Les nanocapsules chargées d'enzymes fonctionnent en tandem. Le niveau de calcium dans les cellules (fluorescence verte) sert d'indicateur que le système fonctionne. Crédit :Université de Bâle, Département de Chimie
De nombreuses maladies sont causées par des défauts dans les voies de signalisation des cellules du corps. À l'avenir, les nanocapsules bioactives pourraient devenir un outil précieux pour la médecine pour contrôler ces voies. Des chercheurs de l'Université de Bâle ont franchi une étape importante dans cette direction :ils réussissent à faire fonctionner plusieurs nanocapsules différentes en tandem pour amplifier une cascade de signalisation naturelle et influencer le comportement cellulaire.
Les cellules communiquent constamment entre elles et ont des moyens de capter les signaux et de les traiter, comme les humains qui ont besoin d'oreilles pour entendre les sons et de la connaissance du langage pour en comprendre le sens. Le contrôle des voies de signalisation propres à la cellule est d'un grand intérêt pour la médecine afin de traiter diverses maladies.
Une équipe de recherche du Département de chimie de l'Université de Bâle et du PRN Ingénierie des systèmes moléculaires développe des matériaux bioactifs qui pourraient convenir à cette fin. Pour y parvenir, les chercheurs dirigés par le professeur Cornelia Palivan combinent des nanomatériaux avec des molécules et des cellules naturelles.
Dans la revue ACS Nano , ils rapportent maintenant comment les nanocapsules chargées d'enzymes peuvent pénétrer dans les cellules et être intégrées dans leurs processus de signalisation natifs. En couplant fonctionnellement plusieurs nano-capsules, ils sont capables d'amplifier une voie de signalisation naturelle.
Protéger la cargaison
Afin de protéger les enzymes de la dégradation dans un environnement cellulaire, l'équipe de recherche les a chargées dans de petites capsules polymères. Les molécules peuvent pénétrer dans le compartiment à travers des pores biologiques spécifiquement insérés dans sa paroi synthétique et réagir avec les enzymes à l'intérieur.
Les chercheurs ont mené des expériences avec des nano-capsules abritant différentes enzymes qui fonctionnaient en tandem :le produit de la première réaction enzymatique est entré dans une deuxième capsule et a déclenché la deuxième réaction à l'intérieur. Ces nano-capsulées pourraient rester opérationnelles pendant des jours et participer activement aux réactions naturelles dans les cellules de mammifères.
Petits haut-parleurs et oreilles
L'oxyde nitrique (NO) est l'un des nombreux signaux que les cellules reçoivent et traitent. C'est un mécanisme cellulaire bien étudié puisque des défauts dans la voie de signalisation du NO sont impliqués dans l'émergence de maladies cardiovasculaires, mais aussi dans les dystrophies musculaires et rétiniennes. La voie englobe la production de NO par une famille d'enzymes appelées synthases d'oxyde nitrique (NOS). Le NO peut ensuite diffuser vers d'autres cellules où il est détecté par une autre enzyme appelée guanylate cyclase soluble (sGC).

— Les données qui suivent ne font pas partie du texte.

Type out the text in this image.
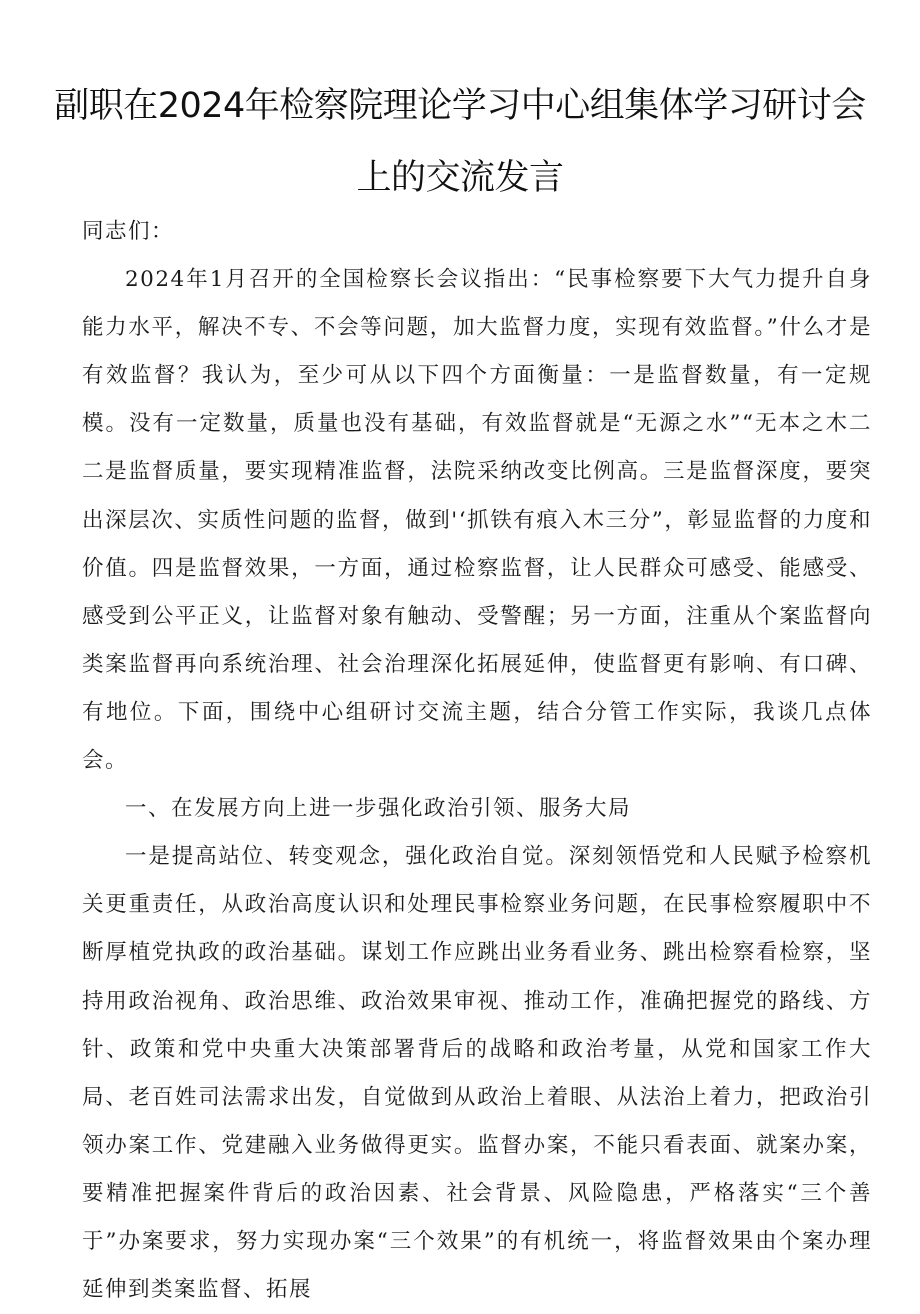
副职在2024年检察院理论学习中心组集体学习研讨会
上的交流发言

同志们：

2024年1月召开的全国检察长会议指出：“民事检察要下大气力提升自身能力水平，解决不专、不会等问题，加大监督力度，实现有效监督。”什么才是有效监督？我认为，至少可从以下四个方面衡量：一是监督数量，有一定规模。没有一定数量，质量也没有基础，有效监督就是“无源之水”“无本之木二二是监督质量，要实现精准监督，法院采纳改变比例高。三是监督深度，要突出深层次、实质性问题的监督，做到'‘抓铁有痕入木三分”，彰显监督的力度和价值。四是监督效果，一方面，通过检察监督，让人民群众可感受、能感受、感受到公平正义，让监督对象有触动、受警醒；另一方面，注重从个案监督向类案监督再向系统治理、社会治理深化拓展延伸，使监督更有影响、有口碑、有地位。下面，围绕中心组研讨交流主题，结合分管工作实际，我谈几点体会。

一、在发展方向上进一步强化政治引领、服务大局

一是提高站位、转变观念，强化政治自觉。深刻领悟党和人民赋予检察机关更重责任，从政治高度认识和处理民事检察业务问题，在民事检察履职中不断厚植党执政的政治基础。谋划工作应跳出业务看业务、跳出检察看检察，坚持用政治视角、政治思维、政治效果审视、推动工作，准确把握党的路线、方针、政策和党中央重大决策部署背后的战略和政治考量，从党和国家工作大局、老百姓司法需求出发，自觉做到从政治上着眼、从法治上着力，把政治引领办案工作、党建融入业务做得更实。监督办案，不能只看表面、就案办案，要精准把握案件背后的政治因素、社会背景、风险隐患，严格落实“三个善于”办案要求，努力实现办案“三个效果”的有机统一，将监督效果由个案办理延伸到类案监督、拓展
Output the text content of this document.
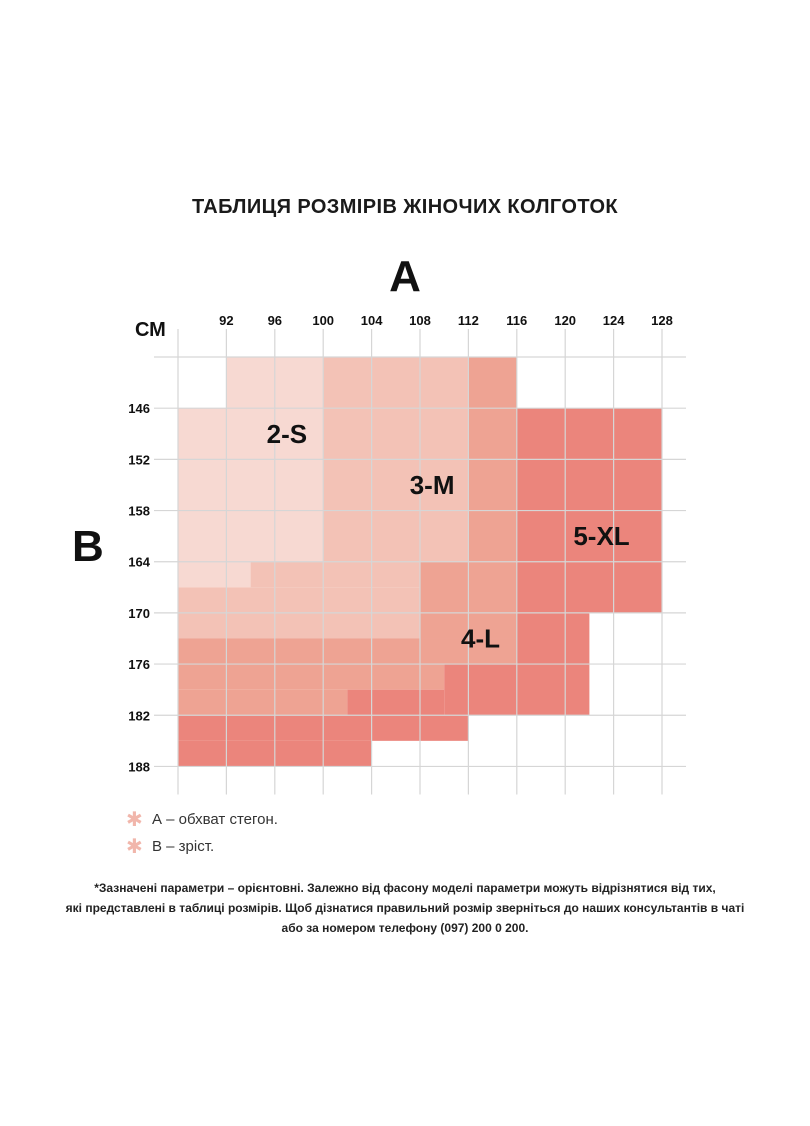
ТАБЛИЦЯ РОЗМІРІВ ЖІНОЧИХ КОЛГОТОК
A
B
СМ	92	96 100 104 108 112 116 120 124 128
146
152
158
164
170
176
182
188
2-S
3-M
4-L
5-XL
✱ А – обхват стегон.
✱ В – зріст.
*Зазначені параметри – орієнтовні. Залежно від фасону моделі параметри можуть відрізнятися від тих,
які представлені в таблиці розмірів. Щоб дізнатися правильний розмір зверніться до наших консультантів в чаті
або за номером телефону (097) 200 0 200.
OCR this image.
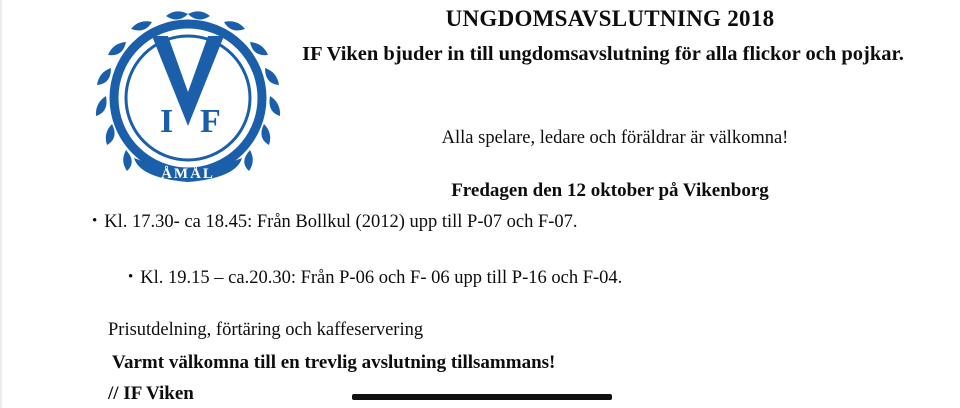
I F
ÅMÅL
UNGDOMSAVSLUTNING 2018
IF Viken bjuder in till ungdomsavslutning för alla flickor och pojkar.
Alla spelare, ledare och föräldrar är välkomna!
Fredagen den 12 oktober på Vikenborg
• Kl. 17.30- ca 18.45: Från Bollkul (2012) upp till P-07 och F-07.
• Kl. 19.15 – ca.20.30: Från P-06 och F- 06 upp till P-16 och F-04.
Prisutdelning, förtäring och kaffeservering
Varmt välkomna till en trevlig avslutning tillsammans!
// IF Viken
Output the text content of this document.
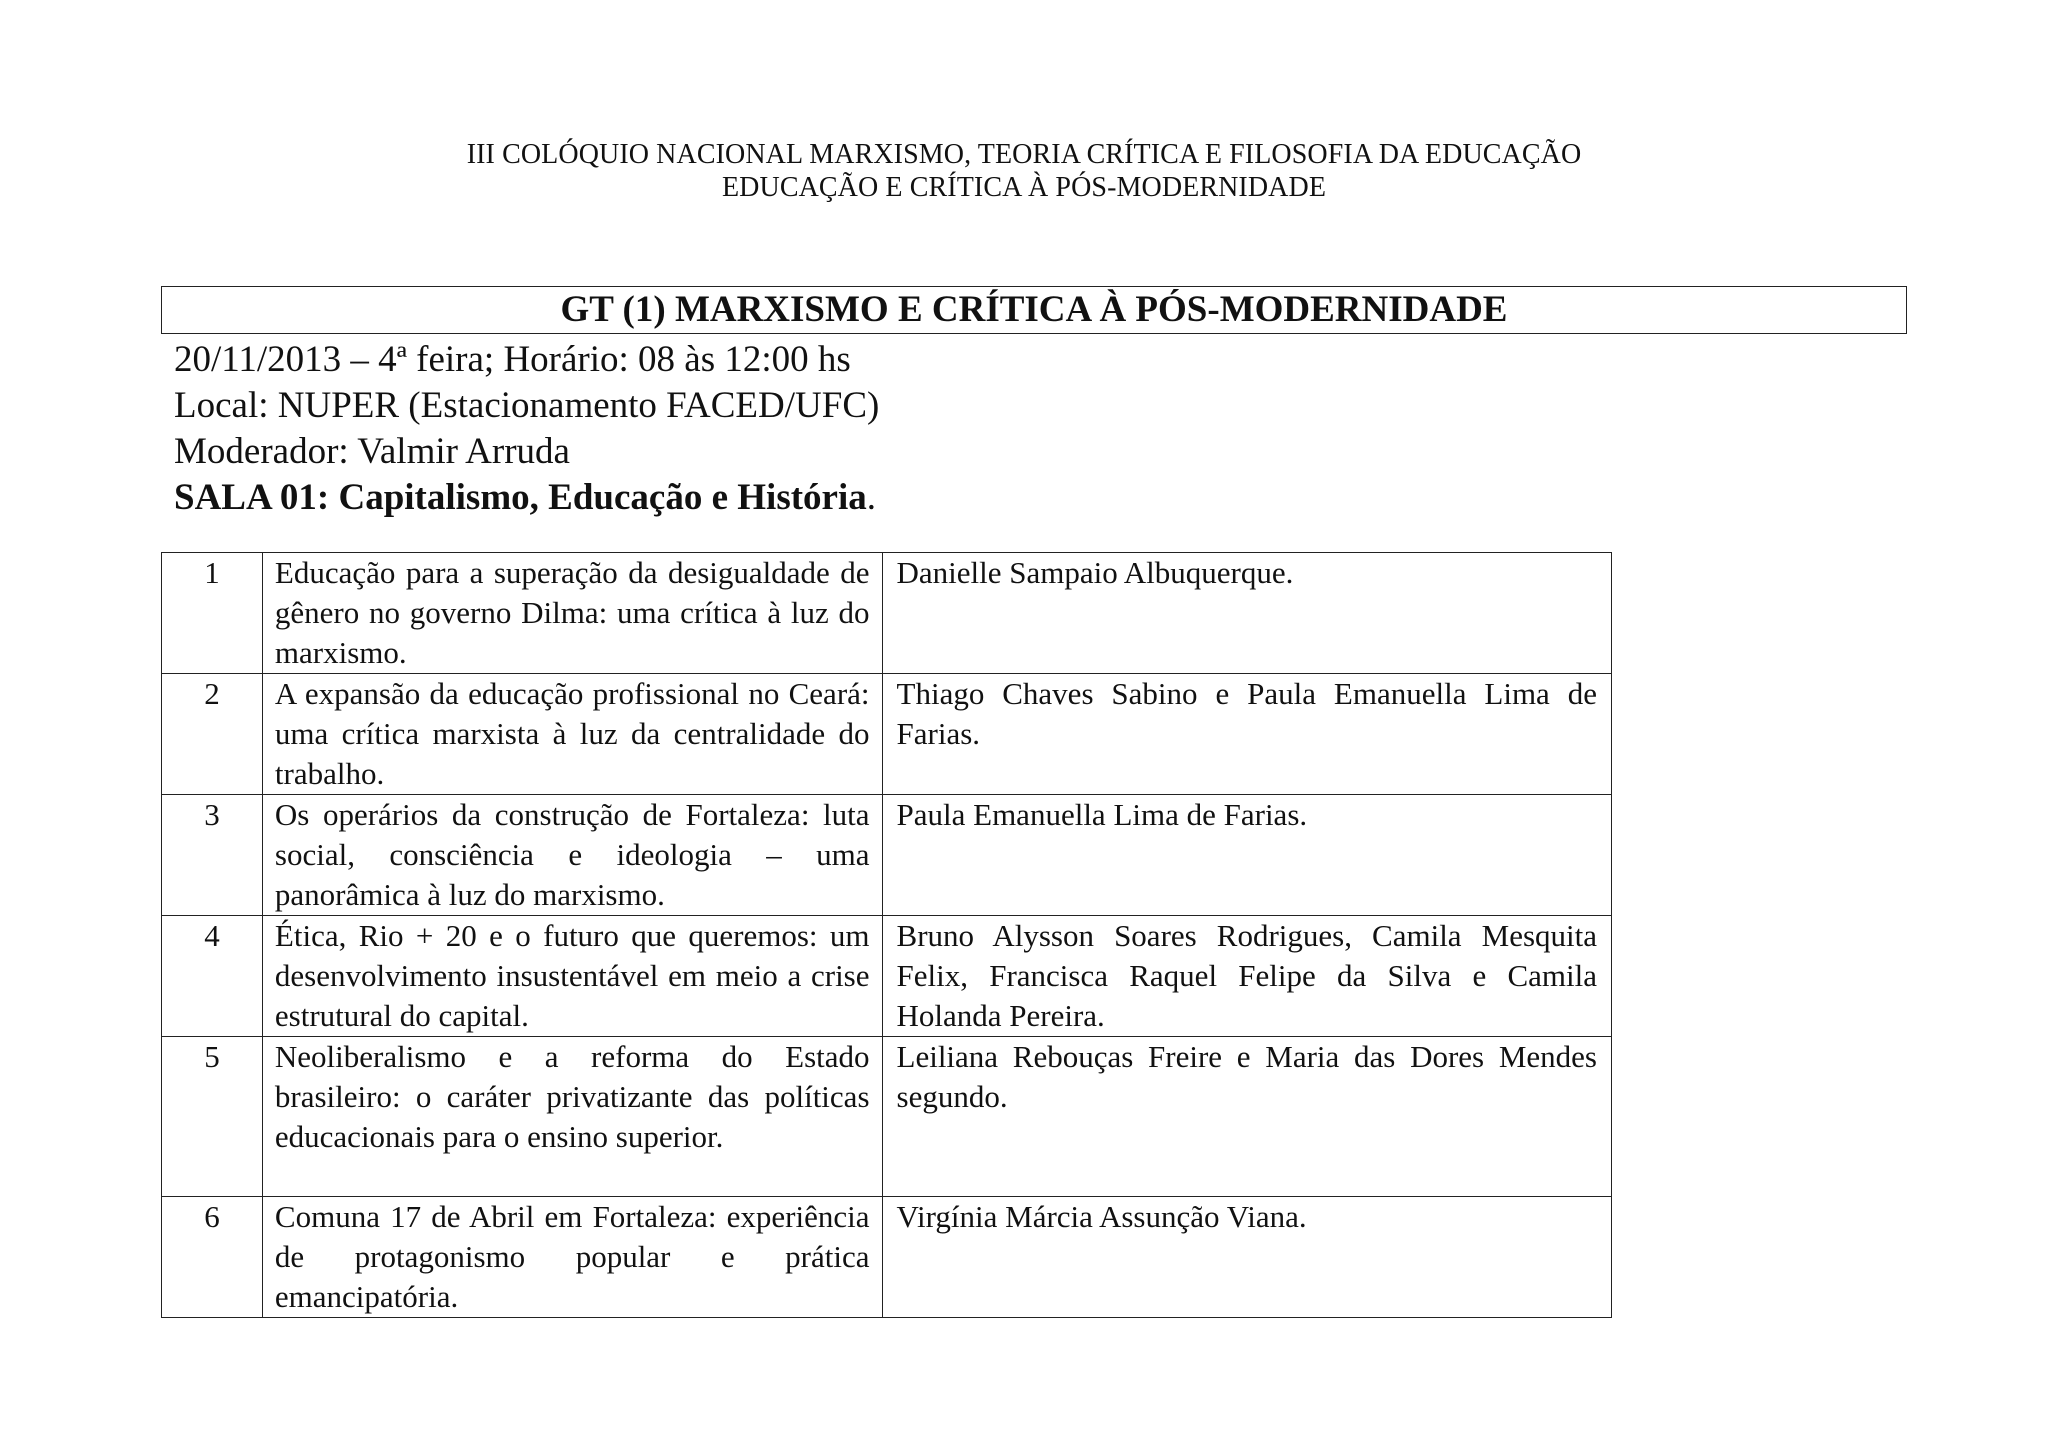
III COLÓQUIO NACIONAL MARXISMO, TEORIA CRÍTICA E FILOSOFIA DA EDUCAÇÃO
EDUCAÇÃO E CRÍTICA À PÓS-MODERNIDADE
GT (1) MARXISMO E CRÍTICA À PÓS-MODERNIDADE
20/11/2013 – 4ª feira; Horário: 08 às 12:00 hs
Local: NUPER (Estacionamento FACED/UFC)
Moderador: Valmir Arruda
SALA 01: Capitalismo, Educação e História.
1	Educação para a superação da desigualdade de gênero no governo Dilma: uma crítica à luz do marxismo.	Danielle Sampaio Albuquerque.
2	A expansão da educação profissional no Ceará: uma crítica marxista à luz da centralidade do trabalho.	Thiago Chaves Sabino e Paula Emanuella Lima de Farias.
3	Os operários da construção de Fortaleza: luta social, consciência e ideologia – uma panorâmica à luz do marxismo.	Paula Emanuella Lima de Farias.
4	Ética, Rio + 20 e o futuro que queremos: um desenvolvimento insustentável em meio a crise estrutural do capital.	Bruno Alysson Soares Rodrigues, Camila Mesquita Felix, Francisca Raquel Felipe da Silva e Camila Holanda Pereira.
5	Neoliberalismo e a reforma do Estado brasileiro: o caráter privatizante das políticas educacionais para o ensino superior.	Leiliana Rebouças Freire e Maria das Dores Mendes segundo.
6	Comuna 17 de Abril em Fortaleza: experiência de protagonismo popular e prática emancipatória.	Virgínia Márcia Assunção Viana.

L'activation de sGC déclenche une réaction en cascade, la régulation d'une multitude de processus différents tels que la relaxation des muscles lisses et le traitement de la lumière par les cellules sensorielles, entre autres.
Les chercheurs dirigés par Palivan ont produit des capsules contenant NOS et sGC, qui sont naturellement présents dans les cellules, mais à des concentrations beaucoup plus faibles :les capsules NOS, produire NON, agissent de la même manière que les haut-parleurs, « crier » leur signal haut et fort ; les capsules sGC, agir comme des « oreilles, ' détecter et traiter le signal pour amplifier la réponse.
En utilisant la concentration intracellulaire de calcium, qui dépend de l'action de sGC, comme indicateur, les scientifiques ont montré que la combinaison de capsules chargées de NOS et de sGC rend les cellules beaucoup plus réactives, avec une augmentation de 8 fois du taux de calcium intracellulaire.
Une nouvelle stratégie pour l'enzymothérapie substitutive
« C'est une nouvelle stratégie pour stimuler de tels changements dans la physiologie cellulaire en combinant les nanosciences avec des biomolécules, " commente le Dr Andrea Belluati, le premier auteur de l'étude. "Nous n'avions qu'à incuber nos capsules chargées d'enzymes avec les cellules, et ils étaient prêts à agir à tout moment".
"Cette preuve de concept est une étape importante dans le domaine de la thérapie de remplacement enzymatique pour les maladies où les voies biochimiques fonctionnent mal, comme les maladies cardiovasculaires ou plusieurs dystrophies, " ajoute Cornelia Palivan.